GOP Lawmakers Want LaSalle Veterans' Home Reforms
About four months after a COVID-19 outbreak at the state-run LaSalle Veterans’ Home, two Republican lawmakers say they want an independent investigation into the COVID-19 outbreak at the LaSalle Veterans’ Home, which killed 36 residents of the facility.
Sen. Sue Rezin (R-Morris) and Rep. David Welter (R-Morris) have introduced pieces of legislation in their chambers.
Welter is requesting the independent Auditor General look into the outbreak. Currently, the investigation is being conducted by the Inspector General of the Department of Human Services, who is hired and fired by the Pritzker administration.
“[Pritzker’s] Inspector General [from the Department of Human Services] is reviewing this and is going to come back with his findings,” said Welter. “Frankly, that’s not an independent person. He’s hired by the Governor and at the will of the Governor. The Auditor General is appointed by the House and Senate and that is where we want to see this investigation go.”
The Democratic chair of the House Veterans’ Affairs Committee, Rep. Stephanie Kifowit (D-Oswego), has signed on to Welter’s bill as a co-sponsor.
Meanwhile, Rezin has introduced legislation in the Senate to adopt recommendations from the Auditor General following a 2015 Legionnaire’s Outbreak at the Quincy Veterans’ Home.
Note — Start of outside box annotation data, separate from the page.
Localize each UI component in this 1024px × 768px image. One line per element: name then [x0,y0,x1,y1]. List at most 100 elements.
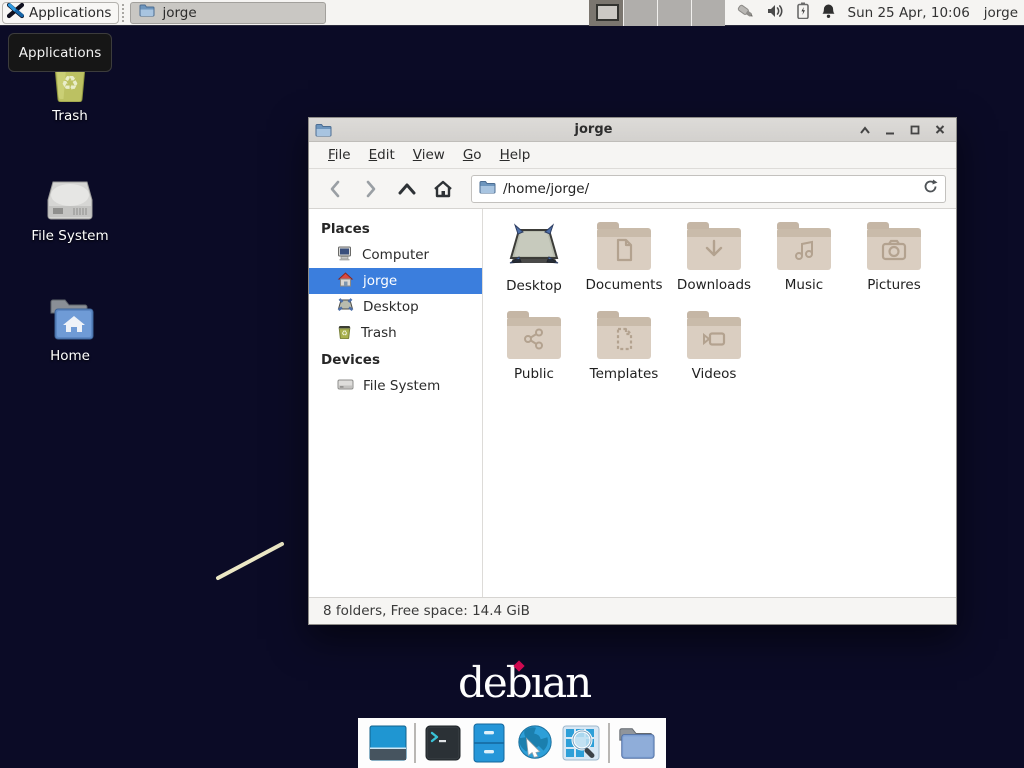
sidebar-item-file-system[interactable]: File System [309,373,482,399]
toolbar: /home/jorge/ [309,169,956,209]
window-title: jorge [333,122,854,137]
file-item-pictures[interactable]: Pictures [849,221,939,294]
menu-go[interactable]: Go [456,144,489,166]
app-finder-icon[interactable] [561,723,601,763]
terminal-icon[interactable] [423,723,463,763]
maximize-button[interactable] [904,121,925,139]
menu-view[interactable]: View [406,144,452,166]
panel-grip-handle[interactable] [122,4,127,22]
sidebar: Places Computer [309,209,483,597]
file-label: Documents [586,277,663,293]
workspace-3[interactable] [657,0,691,26]
file-item-templates[interactable]: Templates [579,310,669,382]
file-label: Videos [692,366,737,382]
file-item-videos[interactable]: Videos [669,310,759,382]
sidebar-item-label: File System [363,378,440,394]
desktop-mini-icon [337,298,354,316]
sidebar-item-label: jorge [363,273,397,289]
panel-username[interactable]: jorge [984,5,1018,21]
workspace-4[interactable] [691,0,725,26]
path-input[interactable]: /home/jorge/ [503,181,916,197]
file-manager-window: jorge File Edit View Go Help [308,117,957,625]
close-button[interactable] [929,121,950,139]
panel-clock[interactable]: Sun 25 Apr, 10:06 [848,5,970,21]
folder-icon [597,317,651,359]
reload-icon[interactable] [923,179,938,198]
xfce-logo-icon [7,2,24,23]
notification-bell-icon[interactable] [821,3,836,23]
debian-logo: debıan [458,660,590,706]
menu-file[interactable]: File [321,144,358,166]
file-item-public[interactable]: Public [489,310,579,382]
hard-drive-icon [22,170,118,222]
desktop-icon-label: File System [22,228,118,244]
home-folder-icon [22,290,118,342]
workspace-1[interactable] [589,0,623,26]
sidebar-item-computer[interactable]: Computer [309,242,482,268]
up-button[interactable] [391,175,423,203]
sidebar-item-trash[interactable]: ♻ Trash [309,320,482,346]
sidebar-item-jorge[interactable]: jorge [309,268,482,294]
volume-icon[interactable] [767,3,785,23]
applications-menu-button[interactable]: Applications [2,2,119,24]
sidebar-header-devices: Devices [309,346,482,373]
sidebar-item-desktop[interactable]: Desktop [309,294,482,320]
trash-mini-icon: ♻ [337,324,352,343]
top-panel: Applications jorge [0,0,1024,26]
folder-icon [867,228,921,270]
menu-edit[interactable]: Edit [362,144,402,166]
folder-icon [777,228,831,270]
desktop-icon-label: Home [22,348,118,364]
taskbar-window-button[interactable]: jorge [130,2,326,24]
titlebar[interactable]: jorge [309,118,956,142]
drive-mini-icon [337,378,354,395]
battery-icon[interactable] [797,2,809,23]
file-item-documents[interactable]: Documents [579,221,669,294]
web-browser-globe-icon[interactable] [515,723,555,763]
forward-button[interactable] [355,175,387,203]
folder-icon [597,228,651,270]
desktop-icon-home[interactable]: Home [22,290,118,364]
file-item-music[interactable]: Music [759,221,849,294]
applications-menu-label: Applications [29,5,111,21]
window-icon-folder [315,123,333,137]
back-button[interactable] [319,175,351,203]
path-bar[interactable]: /home/jorge/ [471,175,946,203]
applications-tooltip: Applications [8,33,112,72]
statusbar-text: 8 folders, Free space: 14.4 GiB [323,603,530,619]
desktop-icon-label: Trash [22,108,118,124]
computer-icon [337,246,353,265]
file-label: Desktop [506,278,562,294]
window-folder-icon [139,4,155,21]
sidebar-item-label: Computer [362,247,429,263]
workspace-switcher [589,0,725,26]
menu-help[interactable]: Help [493,144,538,166]
home-button[interactable] [427,175,459,203]
workspace-2[interactable] [623,0,657,26]
dock-separator [608,723,610,763]
file-label: Downloads [677,277,751,293]
shade-button[interactable] [854,121,875,139]
file-cabinet-icon[interactable] [469,723,509,763]
file-label: Pictures [867,277,920,293]
file-label: Public [514,366,554,382]
minimize-button[interactable] [879,121,900,139]
show-desktop-icon[interactable] [368,723,408,763]
file-item-downloads[interactable]: Downloads [669,221,759,294]
workspace-window-miniature [596,4,619,21]
file-manager-folder-icon[interactable] [616,723,656,763]
sidebar-item-label: Desktop [363,299,419,315]
file-item-desktop[interactable]: Desktop [489,221,579,294]
stylus-pen-icon[interactable] [735,2,755,24]
folder-icon [687,228,741,270]
svg-text:♻: ♻ [61,71,79,95]
sidebar-item-label: Trash [361,325,397,341]
folder-icon [687,317,741,359]
desktop-special-icon [506,221,562,271]
statusbar: 8 folders, Free space: 14.4 GiB [309,597,956,624]
file-label: Templates [590,366,659,382]
svg-text:♻: ♻ [341,329,347,337]
file-view[interactable]: Desktop Documents Downloads [483,209,956,597]
desktop-icon-file-system[interactable]: File System [22,170,118,244]
taskbar-window-label: jorge [162,5,196,21]
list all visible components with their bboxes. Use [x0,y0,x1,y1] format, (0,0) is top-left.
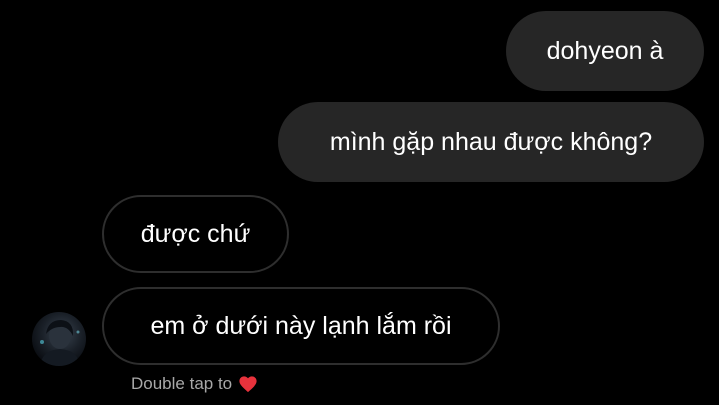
received-message-bubble[interactable]: được chứ [102,195,289,273]
sent-message-bubble[interactable]: mình gặp nhau được không? [278,102,704,182]
heart-icon[interactable] [238,375,258,393]
message-text: mình gặp nhau được không? [329,127,653,156]
sender-avatar[interactable] [32,312,86,366]
double-tap-hint: Double tap to [131,374,258,394]
message-text: dohyeon à [546,36,664,65]
sent-message-bubble[interactable]: dohyeon à [506,11,704,91]
double-tap-hint-text: Double tap to [131,374,233,393]
message-text: được chứ [140,219,251,248]
message-text: em ở dưới này lạnh lắm rồi [150,311,452,340]
received-message-bubble[interactable]: em ở dưới này lạnh lắm rồi [102,287,500,365]
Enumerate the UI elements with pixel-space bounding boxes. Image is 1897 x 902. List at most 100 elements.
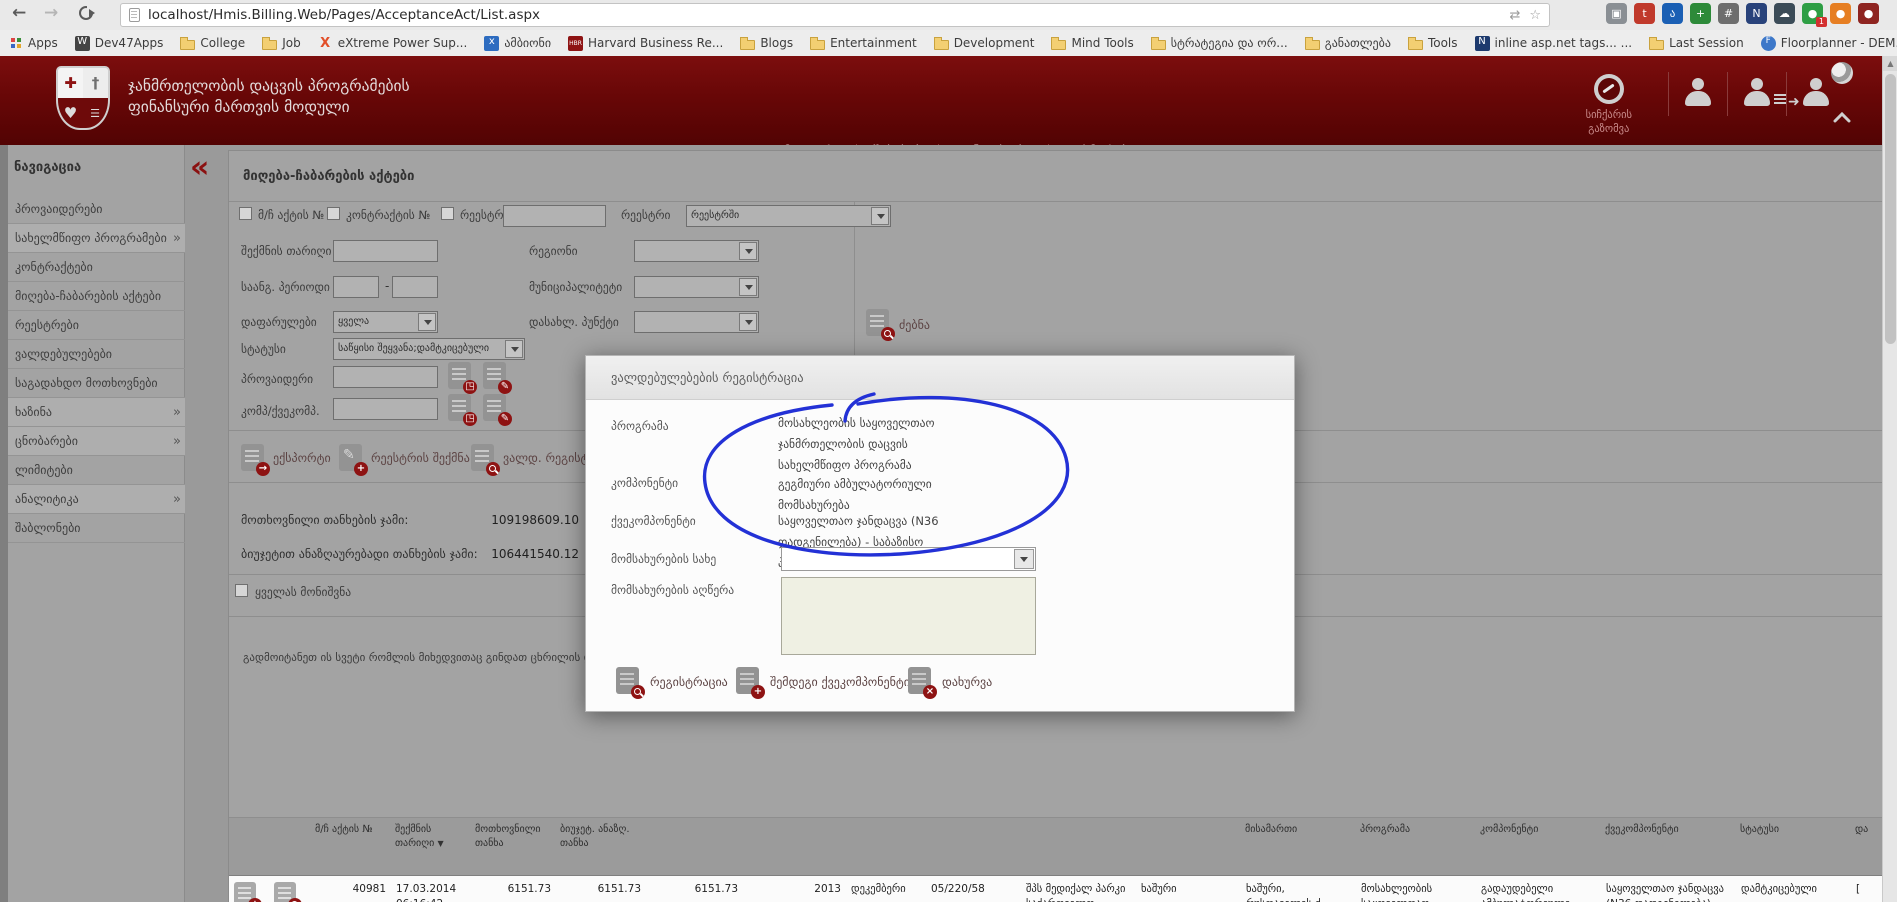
collapse-header-icon[interactable] <box>1833 108 1851 127</box>
create-registry-button-icon[interactable]: + <box>339 444 362 471</box>
extension-icon[interactable]: ●1 <box>1802 3 1823 24</box>
modal-register-button-icon[interactable] <box>616 667 639 694</box>
sidebar-item-dictionaries[interactable]: ცნობარები» <box>8 427 185 456</box>
bookmark-item[interactable]: Development <box>934 36 1035 50</box>
bookmark-item[interactable]: სტრატეგია და ორ... <box>1151 36 1288 50</box>
sort-desc-icon[interactable]: ▼ <box>437 839 443 848</box>
create-registry-button-label[interactable]: რეესტრის შექმნა <box>371 451 470 465</box>
sidebar-item-state-programs[interactable]: სახელმწიფო პროგრამები» <box>8 224 185 253</box>
hidden-filter-select[interactable]: ყველა <box>333 311 438 333</box>
grid-header-address[interactable]: მისამართი <box>1241 818 1356 876</box>
user-list-icon[interactable] <box>1742 78 1772 108</box>
sidebar-item-acceptance-acts[interactable]: მიღება-ჩაბარების აქტები <box>8 282 185 311</box>
extension-icon[interactable]: t <box>1634 3 1655 24</box>
grid-header-tail[interactable]: და <box>1851 818 1884 876</box>
grid-header-hidden[interactable] <box>1021 818 1136 876</box>
search-button-icon[interactable] <box>866 309 889 336</box>
modal-next-subcomponent-button-label[interactable]: შემდეგი ქვეკომპონენტი <box>770 675 910 689</box>
extension-icon[interactable]: ● <box>1858 3 1879 24</box>
extension-icon[interactable]: # <box>1718 3 1739 24</box>
service-desc-textarea[interactable] <box>781 577 1036 655</box>
provider-pick-button[interactable]: ◳ <box>448 362 471 389</box>
scroll-up-arrow[interactable]: ▲ <box>1883 56 1897 71</box>
address-bar[interactable]: localhost/Hmis.Billing.Web/Pages/Accepta… <box>120 3 1550 27</box>
bookmark-item[interactable]: Job <box>262 36 301 50</box>
modal-next-subcomponent-button-icon[interactable]: + <box>736 667 759 694</box>
settlement-select[interactable] <box>634 311 759 333</box>
grid-header-hidden[interactable] <box>846 818 926 876</box>
sidebar-item-contracts[interactable]: კონტრაქტები <box>8 253 185 282</box>
grid-header-subcomponent[interactable]: ქვეკომპონენტი <box>1601 818 1736 876</box>
bookmark-item[interactable]: Mind Tools <box>1051 36 1133 50</box>
export-button-icon[interactable]: → <box>241 444 264 471</box>
registry-select[interactable]: რეესტრში <box>686 205 891 227</box>
created-date-input[interactable] <box>333 240 438 262</box>
grid-header-act-number[interactable]: მ/ჩ აქტის № <box>311 818 391 876</box>
modal-header[interactable]: ვალდებულებების რეგისტრაცია <box>586 356 1294 400</box>
sidebar-item-providers[interactable]: პროვაიდერები <box>8 195 185 224</box>
sidebar-item-analytics[interactable]: ანალიტიკა» <box>8 485 185 514</box>
modal-close-button-label[interactable]: დახურვა <box>942 675 992 689</box>
sidebar-item-treasury[interactable]: ხაზინა» <box>8 398 185 427</box>
registry-number-input[interactable] <box>503 205 606 227</box>
region-select[interactable] <box>634 240 759 262</box>
grid-header-hidden[interactable] <box>646 818 743 876</box>
bookmark-item[interactable]: FFloorplanner - DEM... <box>1761 36 1897 51</box>
search-button-label[interactable]: ძებნა <box>899 318 930 332</box>
grid-header-status[interactable]: სტატუსი <box>1736 818 1851 876</box>
period-from-input[interactable] <box>333 276 379 298</box>
bookmark-item[interactable]: Last Session <box>1649 36 1744 50</box>
language-globe-icon[interactable] <box>1831 62 1853 84</box>
extension-icon[interactable]: ა <box>1662 3 1683 24</box>
sidebar-item-payment-requests[interactable]: საგადახდო მოთხოვნები <box>8 369 185 398</box>
page-scrollbar[interactable]: ▲ <box>1882 56 1897 902</box>
bookmark-item[interactable]: xამბიონი <box>484 36 551 51</box>
bookmark-item[interactable]: Ninline asp.net tags... ... <box>1475 36 1633 51</box>
back-icon[interactable]: ← <box>12 3 26 23</box>
extension-icon[interactable]: ☁ <box>1774 3 1795 24</box>
user-profile-icon[interactable] <box>1683 78 1713 108</box>
bookmark-item[interactable]: Tools <box>1408 36 1458 50</box>
forward-icon[interactable]: → <box>44 3 58 23</box>
modal-register-button-label[interactable]: რეგისტრაცია <box>650 675 728 689</box>
bookmark-item[interactable]: Blogs <box>740 36 793 50</box>
bookmark-item[interactable]: Entertainment <box>810 36 917 50</box>
scrollbar-thumb[interactable] <box>1885 74 1896 344</box>
sidebar-item-obligations[interactable]: ვალდებულებები <box>8 340 185 369</box>
act-number-checkbox[interactable] <box>239 207 252 220</box>
provider-clear-button[interactable]: ✎ <box>483 362 506 389</box>
component-input[interactable] <box>333 398 438 420</box>
sidebar-collapse-button[interactable]: « <box>190 155 206 181</box>
register-obligation-button-icon[interactable] <box>471 444 494 471</box>
contract-number-checkbox[interactable] <box>327 207 340 220</box>
extension-icon[interactable]: + <box>1690 3 1711 24</box>
row-add-button[interactable]: + <box>234 882 256 902</box>
bookmark-item[interactable]: XeXtreme Power Sup... <box>318 36 468 51</box>
logout-icon[interactable]: ➜ <box>1801 78 1831 108</box>
row-view-button[interactable] <box>274 882 296 902</box>
extension-icon[interactable]: N <box>1746 3 1767 24</box>
service-type-select[interactable] <box>781 547 1036 571</box>
grid-header-hidden[interactable] <box>1136 818 1241 876</box>
grid-header-requested[interactable]: მოთხოვნილი თანხა <box>471 818 556 876</box>
speed-test-button[interactable]: სიჩქარის გაზომვა <box>1586 74 1632 136</box>
sidebar-item-registries[interactable]: რეესტრები <box>8 311 185 340</box>
grid-header-hidden[interactable] <box>743 818 846 876</box>
bookmark-item[interactable]: Apps <box>10 36 58 50</box>
bookmark-item[interactable]: WDev47Apps <box>75 36 164 51</box>
extension-icon[interactable]: ● <box>1830 3 1851 24</box>
bookmark-star-icon[interactable]: ☆ <box>1529 8 1541 23</box>
grid-header-budget[interactable]: ბიუჯეტ. ანაზღ. თანხა <box>556 818 646 876</box>
grid-header-created[interactable]: შექმნის თარიღი ▼ <box>391 818 471 876</box>
component-clear-button[interactable]: ✎ <box>483 394 506 421</box>
grid-header-hidden[interactable] <box>926 818 1021 876</box>
sidebar-item-limits[interactable]: ლიმიტები <box>8 456 185 485</box>
bookmark-item[interactable]: HBRHarvard Business Re... <box>568 36 723 51</box>
component-pick-button[interactable]: ◳ <box>448 394 471 421</box>
period-to-input[interactable] <box>392 276 438 298</box>
modal-close-button-icon[interactable]: × <box>908 667 931 694</box>
reload-icon[interactable] <box>79 6 93 20</box>
select-all-checkbox[interactable] <box>235 584 248 597</box>
extension-icon[interactable]: ▣ <box>1606 3 1627 24</box>
send-to-device-icon[interactable]: ⇄ <box>1509 8 1520 23</box>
None of those recommendations are particularly controversial, like narrowing the definition of an outbreak to include two or more cases of an infectious disease within 48 hours, requiring the home administrator to notify IDVA and IDPH as soon as an outbreak has occurred, requiring IDVA and IDPH to conduct an on-site visit within one business day of being notified of an outbreak, and posting the findings of the on-site inspection on their website.
“They knew specifically what needed to change and the Department of Public Health signed off on the Auditor General’s report from the Quincy findings,” Rezin said. “It’s very troubling that these recommendations have not been implemented to date with this administration. If it had, we would have been in the site on day three at the LaSalle Veterans’ Home and caught all of these errors that were happening within the home. We could have stopped the outbreak and we could have saved veterans’ lives.”
Both Rezin and Welter expressed their frustrations that when the outbreak was detected on November 1st, a team from IDPH didn’t visit the facility for 11 days. When it did inspect the site, it found ineffective PPE and hand sanitizer that didn’t kill the coronavirus in posted in dispensers in many rooms. In the 11 days between the outbreak being declared and IDPH visiting the site, more than 100 residents of the home got sick and 12 died.
IDPH did not respond to a message from The Illinoize Monday.